Enfin, un troisième cas est instauré, avec des conditions renforcées : lorsqu’il a été porté atteinte à la présomption d’innocence de la personne par un moyen de communication au public37. Il s’agit là de faire en sorte que la personne qui est l’objet d’une atteinte puisse contredire. Néanmoins, le droit d’accès n’est pas ouvert au regard de l’origine des révélations ou selon la nature de l’infraction poursuivie. Dès lors que ces révélations émanent de la personne elle-même ou de son avocat, directement ou indirectement, ce qui reste une notion à établir, ou que l’enquête porte sur des faits relevant de la criminalité organisée ou relevant de la compétence du procureur de la République antiterroriste, l’atteinte portée à la présomption d’innocence importe peu. Le droit dérogatoire nie donc par principe l’atteinte à la présomption d’innocence. Ces deux dérogations traduisent en réalité la conscience d’un détournement possible, notamment par la création à l’étranger par le suspect ou un complice d’un site qui porte atteinte à sa présomption d’innocence, dans le seul but d’avoir accès au dossier. Des auteurs ont souligné que la preuve de cette auto-atteinte sera difficile, voire impossible à apporter38. Cette volonté de neutraliser un tel contournement transparaît du reste des dispositions du décret du 13 avril 2022. Dans cette situation, la demande de prise de connaissance du dossier doit comporter tous les documents justifiant de l’atteinte par un moyen de communication au public et notamment, s’il y a lieu, une copie des enregistrements sonores ou audiovisuels. Le procureur de la République peut ensuite solliciter du demandeur des documents complémentaires établissant la réalité de cette atteinte39. En revanche, la référence à l’atteinte à la présomption d’innocence n’est pas complétée par la détermination de celui qui est en charge de la reconnaître. Doit-elle être jugée comme telle, ou le parquet peut-il en apprécier la réalité ? C’est ce que le texte semble prévoir.
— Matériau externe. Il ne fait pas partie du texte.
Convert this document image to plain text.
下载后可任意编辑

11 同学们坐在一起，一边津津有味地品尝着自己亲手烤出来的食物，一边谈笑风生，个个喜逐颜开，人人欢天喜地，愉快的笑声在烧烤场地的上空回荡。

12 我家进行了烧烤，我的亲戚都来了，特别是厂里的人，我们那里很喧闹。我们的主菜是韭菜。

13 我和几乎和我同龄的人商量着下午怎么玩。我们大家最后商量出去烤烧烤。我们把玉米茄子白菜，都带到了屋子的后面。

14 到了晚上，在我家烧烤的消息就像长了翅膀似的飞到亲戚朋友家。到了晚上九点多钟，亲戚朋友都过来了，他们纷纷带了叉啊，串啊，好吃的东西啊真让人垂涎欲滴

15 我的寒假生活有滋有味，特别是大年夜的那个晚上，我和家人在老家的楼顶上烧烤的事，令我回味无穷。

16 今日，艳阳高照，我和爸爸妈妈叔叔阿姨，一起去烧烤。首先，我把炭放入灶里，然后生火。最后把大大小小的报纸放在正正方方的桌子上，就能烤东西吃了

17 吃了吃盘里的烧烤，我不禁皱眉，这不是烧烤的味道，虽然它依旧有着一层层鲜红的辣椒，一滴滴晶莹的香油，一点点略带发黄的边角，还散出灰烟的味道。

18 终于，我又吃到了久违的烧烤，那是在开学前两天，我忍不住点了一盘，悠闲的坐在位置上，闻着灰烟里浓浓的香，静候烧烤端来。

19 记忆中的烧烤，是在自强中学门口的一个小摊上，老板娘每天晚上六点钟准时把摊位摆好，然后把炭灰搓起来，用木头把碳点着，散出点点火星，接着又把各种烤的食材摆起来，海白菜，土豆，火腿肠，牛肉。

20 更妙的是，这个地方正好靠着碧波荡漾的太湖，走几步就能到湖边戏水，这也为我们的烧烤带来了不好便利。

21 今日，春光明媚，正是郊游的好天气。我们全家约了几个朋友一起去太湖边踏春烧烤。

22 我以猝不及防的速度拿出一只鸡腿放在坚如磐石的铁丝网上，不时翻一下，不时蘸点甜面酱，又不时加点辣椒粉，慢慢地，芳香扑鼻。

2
Afin d’éviter que la demande faite reste lettre morte, comme c’était le cas trop souvent lors de l’ancienne rédaction de l’article, le parquet doit répondre dans un délai d’un mois à compter de la réception de la demande de contradictoire40. Il le fait par une décision motivée versée au dossier41. À défaut, le silence maintenu à l’issue de ce délai vaut refus de communication42. La personne à l’origine de la demande peut alors contester ce refus implicite devant le procureur général43. Celui-ci statue également dans un délai d’un mois à compter de sa saisine44, par une décision motivée versée au dossier45. Dans la période d’un mois qui suit la réception de la demande, le procureur ne peut prendre aucune décision de poursuites46.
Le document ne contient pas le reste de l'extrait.